How can you be sure you are getting enough water?
- Start with eight to ten glasses of water or other hydrating beverages a day and evaluate how you feel, as hydration is affected by weight, metabolic factors, exercise and temperature.
- Look in the bowl…your urine should be light in color (like lemonade) and plentiful.
- Ask yourself: are your thirsty? Constipated? Is your heart rate and breathing higher then normal after walking up the stairs? If so, drink some water.
How to get enough water in your day
- Carry a 500 mL (2 cups) water bottle with you and take note of how many times you fill it up during the day.
- Start drinking water earlier and at regular intervals: this will help you develop your own hydration schedule.

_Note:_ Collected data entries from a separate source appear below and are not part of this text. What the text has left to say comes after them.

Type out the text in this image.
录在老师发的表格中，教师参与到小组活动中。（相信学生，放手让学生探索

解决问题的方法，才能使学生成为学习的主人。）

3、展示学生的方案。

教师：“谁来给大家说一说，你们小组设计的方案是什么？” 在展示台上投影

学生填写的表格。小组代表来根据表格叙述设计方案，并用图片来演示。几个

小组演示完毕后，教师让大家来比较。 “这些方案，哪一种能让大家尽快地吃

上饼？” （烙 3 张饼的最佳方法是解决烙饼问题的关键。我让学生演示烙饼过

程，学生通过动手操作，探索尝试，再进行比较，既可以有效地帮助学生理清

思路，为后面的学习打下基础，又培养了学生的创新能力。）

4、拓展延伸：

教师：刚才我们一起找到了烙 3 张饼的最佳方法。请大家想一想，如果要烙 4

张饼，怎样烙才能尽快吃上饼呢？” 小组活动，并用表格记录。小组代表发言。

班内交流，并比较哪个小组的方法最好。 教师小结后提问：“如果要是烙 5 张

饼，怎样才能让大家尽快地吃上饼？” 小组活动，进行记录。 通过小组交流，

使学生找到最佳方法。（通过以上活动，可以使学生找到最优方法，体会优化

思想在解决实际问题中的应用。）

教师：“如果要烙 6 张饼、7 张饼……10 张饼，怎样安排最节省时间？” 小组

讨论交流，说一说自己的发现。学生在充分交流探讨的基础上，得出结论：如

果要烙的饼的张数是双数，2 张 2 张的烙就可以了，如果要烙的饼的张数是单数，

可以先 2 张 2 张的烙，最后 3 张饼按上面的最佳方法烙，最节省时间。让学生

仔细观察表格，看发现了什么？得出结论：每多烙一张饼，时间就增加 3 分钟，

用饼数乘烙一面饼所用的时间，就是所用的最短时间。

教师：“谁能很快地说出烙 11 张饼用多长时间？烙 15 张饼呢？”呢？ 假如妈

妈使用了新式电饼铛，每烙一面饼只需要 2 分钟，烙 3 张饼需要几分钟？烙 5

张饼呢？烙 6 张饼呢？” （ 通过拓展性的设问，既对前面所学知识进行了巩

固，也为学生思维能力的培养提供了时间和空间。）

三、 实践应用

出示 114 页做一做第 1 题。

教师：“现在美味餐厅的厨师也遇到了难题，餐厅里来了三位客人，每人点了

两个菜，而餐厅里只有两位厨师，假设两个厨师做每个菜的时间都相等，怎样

- Try infusing your water with fresh fruit and herbs to give it a unique flavour (my personal favorite is apple, lime and mint). Add lemon or lime juice to mineral water.
- Enjoy herbal tea or decaffeinated tea/coffee.
Raise a hydrating glass and keep drinking…your brain will thank you!
By Kelsey Hagen – Registered Dietitian (Nutritionist)
- Edmonds CJ, Crombie R, Gardner MR. Subjective thirst moderates changes in speed of responding associated with water consumption. Frontiers in Human Neuroscience. 2013.
- Mild dehydration affects mood in healthy young women. J Nutr. 2012 Feb;142(2):382-8. doi: 10.3945/jn.111.142000. Epub 2011 Dec 21.